Unauffällig unter den zahlreichen Rettungskräften telefonieren zwei junge Männer. „Unsere Freundinnen sind dort oben drin“, sagen sie. Eine von ihnen sitze auf dem Boden des Korbes und weine. Es sind dramatische Augenblicke. Einer der beiden Bottroper zeigt Handyfotos. Sie sind unmittelbar vor dem Start des Heißluftballons entstanden. Zu einem Zeitpunkt, als noch keiner ahnen konnte, dass die Ballonfahrt eine Schreckensfahrt werden würde.

Heißluftballon startete im Revierpark Vonderort

Es sind fünf junge Leute, die den Korb des Heißluftballons am Sonntag im Revierpark Vonderort bestiegen haben.

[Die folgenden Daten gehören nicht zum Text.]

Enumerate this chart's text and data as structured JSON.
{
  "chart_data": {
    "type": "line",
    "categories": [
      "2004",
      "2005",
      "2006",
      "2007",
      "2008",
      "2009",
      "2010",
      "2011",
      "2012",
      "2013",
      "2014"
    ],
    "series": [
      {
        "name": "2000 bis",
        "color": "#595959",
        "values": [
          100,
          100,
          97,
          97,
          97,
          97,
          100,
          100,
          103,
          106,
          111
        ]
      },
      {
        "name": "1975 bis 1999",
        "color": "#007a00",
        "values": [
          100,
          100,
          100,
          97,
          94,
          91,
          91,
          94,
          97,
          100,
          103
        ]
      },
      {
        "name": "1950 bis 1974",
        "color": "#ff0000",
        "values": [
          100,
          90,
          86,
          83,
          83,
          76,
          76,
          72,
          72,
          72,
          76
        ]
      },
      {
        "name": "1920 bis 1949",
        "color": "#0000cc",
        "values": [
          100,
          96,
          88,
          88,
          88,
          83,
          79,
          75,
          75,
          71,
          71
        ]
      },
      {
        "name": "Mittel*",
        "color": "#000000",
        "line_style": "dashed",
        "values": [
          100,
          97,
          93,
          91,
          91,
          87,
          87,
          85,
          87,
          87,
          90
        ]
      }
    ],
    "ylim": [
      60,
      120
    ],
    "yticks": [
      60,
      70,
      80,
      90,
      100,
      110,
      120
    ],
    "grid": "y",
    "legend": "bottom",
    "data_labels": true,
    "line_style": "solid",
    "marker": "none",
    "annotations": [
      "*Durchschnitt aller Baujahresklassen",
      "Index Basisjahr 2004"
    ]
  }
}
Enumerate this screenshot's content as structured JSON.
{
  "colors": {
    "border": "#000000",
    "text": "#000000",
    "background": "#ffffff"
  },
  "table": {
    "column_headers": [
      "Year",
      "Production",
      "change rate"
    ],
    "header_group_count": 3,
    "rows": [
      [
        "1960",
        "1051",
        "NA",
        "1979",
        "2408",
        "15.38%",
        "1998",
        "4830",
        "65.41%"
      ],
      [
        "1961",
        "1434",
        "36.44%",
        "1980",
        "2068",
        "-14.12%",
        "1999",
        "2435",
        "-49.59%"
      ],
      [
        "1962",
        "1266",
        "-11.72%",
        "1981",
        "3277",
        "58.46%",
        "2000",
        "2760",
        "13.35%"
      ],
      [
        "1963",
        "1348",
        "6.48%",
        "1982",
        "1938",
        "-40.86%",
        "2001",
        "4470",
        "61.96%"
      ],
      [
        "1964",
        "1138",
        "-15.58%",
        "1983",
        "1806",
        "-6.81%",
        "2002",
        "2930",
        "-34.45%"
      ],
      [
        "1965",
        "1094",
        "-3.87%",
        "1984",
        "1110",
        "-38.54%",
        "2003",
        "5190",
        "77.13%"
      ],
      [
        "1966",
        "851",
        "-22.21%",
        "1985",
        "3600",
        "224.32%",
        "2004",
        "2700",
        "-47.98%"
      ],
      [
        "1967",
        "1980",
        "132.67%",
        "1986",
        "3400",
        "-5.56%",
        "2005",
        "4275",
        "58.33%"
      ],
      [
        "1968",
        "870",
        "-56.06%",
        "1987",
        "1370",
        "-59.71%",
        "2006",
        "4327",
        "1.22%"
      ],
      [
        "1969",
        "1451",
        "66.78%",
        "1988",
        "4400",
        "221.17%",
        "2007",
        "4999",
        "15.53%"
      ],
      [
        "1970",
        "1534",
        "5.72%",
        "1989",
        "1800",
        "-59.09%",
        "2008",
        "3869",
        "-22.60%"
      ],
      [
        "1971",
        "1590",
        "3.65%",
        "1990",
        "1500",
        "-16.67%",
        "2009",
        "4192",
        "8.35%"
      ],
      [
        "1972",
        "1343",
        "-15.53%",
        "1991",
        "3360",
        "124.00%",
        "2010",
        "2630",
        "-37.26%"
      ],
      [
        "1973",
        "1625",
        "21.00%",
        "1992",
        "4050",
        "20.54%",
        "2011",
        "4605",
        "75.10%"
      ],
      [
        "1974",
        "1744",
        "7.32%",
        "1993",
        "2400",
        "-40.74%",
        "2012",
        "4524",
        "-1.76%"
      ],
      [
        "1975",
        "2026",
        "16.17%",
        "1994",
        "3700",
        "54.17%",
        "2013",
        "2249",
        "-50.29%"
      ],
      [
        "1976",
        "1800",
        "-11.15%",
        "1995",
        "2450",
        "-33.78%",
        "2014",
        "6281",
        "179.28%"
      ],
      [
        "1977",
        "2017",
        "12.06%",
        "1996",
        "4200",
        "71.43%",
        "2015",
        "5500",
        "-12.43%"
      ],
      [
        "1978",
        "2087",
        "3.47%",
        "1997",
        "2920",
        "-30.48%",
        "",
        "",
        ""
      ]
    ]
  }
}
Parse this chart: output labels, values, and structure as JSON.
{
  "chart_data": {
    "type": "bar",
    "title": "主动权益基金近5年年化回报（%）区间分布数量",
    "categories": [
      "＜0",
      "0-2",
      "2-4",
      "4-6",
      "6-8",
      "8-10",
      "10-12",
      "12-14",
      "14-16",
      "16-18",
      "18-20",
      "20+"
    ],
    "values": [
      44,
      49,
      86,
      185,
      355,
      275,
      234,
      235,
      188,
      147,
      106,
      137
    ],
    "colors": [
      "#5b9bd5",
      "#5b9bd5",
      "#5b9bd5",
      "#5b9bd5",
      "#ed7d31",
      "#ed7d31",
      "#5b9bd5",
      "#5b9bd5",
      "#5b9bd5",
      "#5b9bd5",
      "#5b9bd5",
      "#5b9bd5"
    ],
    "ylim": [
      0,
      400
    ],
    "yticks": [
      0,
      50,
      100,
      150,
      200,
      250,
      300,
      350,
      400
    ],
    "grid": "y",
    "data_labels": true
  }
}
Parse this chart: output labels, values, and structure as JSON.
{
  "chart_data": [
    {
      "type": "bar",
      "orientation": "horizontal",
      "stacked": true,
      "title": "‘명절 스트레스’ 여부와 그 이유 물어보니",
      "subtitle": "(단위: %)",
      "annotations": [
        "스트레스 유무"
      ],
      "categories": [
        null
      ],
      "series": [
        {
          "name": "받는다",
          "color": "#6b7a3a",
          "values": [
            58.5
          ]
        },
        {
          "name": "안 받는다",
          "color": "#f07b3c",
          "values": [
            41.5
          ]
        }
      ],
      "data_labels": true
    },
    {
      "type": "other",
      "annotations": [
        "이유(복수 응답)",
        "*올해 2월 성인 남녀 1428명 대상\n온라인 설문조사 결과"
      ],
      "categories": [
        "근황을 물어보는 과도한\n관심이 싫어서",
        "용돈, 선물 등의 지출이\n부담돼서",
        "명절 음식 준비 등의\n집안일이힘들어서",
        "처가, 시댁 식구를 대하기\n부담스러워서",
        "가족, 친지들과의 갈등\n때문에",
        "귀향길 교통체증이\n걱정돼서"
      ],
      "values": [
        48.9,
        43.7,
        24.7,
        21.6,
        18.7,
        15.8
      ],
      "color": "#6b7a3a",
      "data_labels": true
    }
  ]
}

Gebucht haben sie die Fahrt beim Essener Peter H., der die Heißluftballohnfahrten über die Website Ballonstart.de anbietet. Der Fahrer seines Begleitfahrzeuges, Rudolf Koppitz, steht am Abend an der Unglücksstelle. Der Mülheimer sagt, Peter H. (72). habe 40 Jahre Erfahrung als Ballonfahrer und habe mehr als 650 Fahrten absolviert. Eine Fahrt kostet 190 Euro.

Am Sonntagnachmittag habe es Fallwinde gegeben, berichtet Koppitz weiter. Daraufhin habe der Pilot den Ballon angeheizt, um aufzusteigen. Doch dann hätten Seitenwinde den Ballon gegen den Hochspannungsmasten gedrückt.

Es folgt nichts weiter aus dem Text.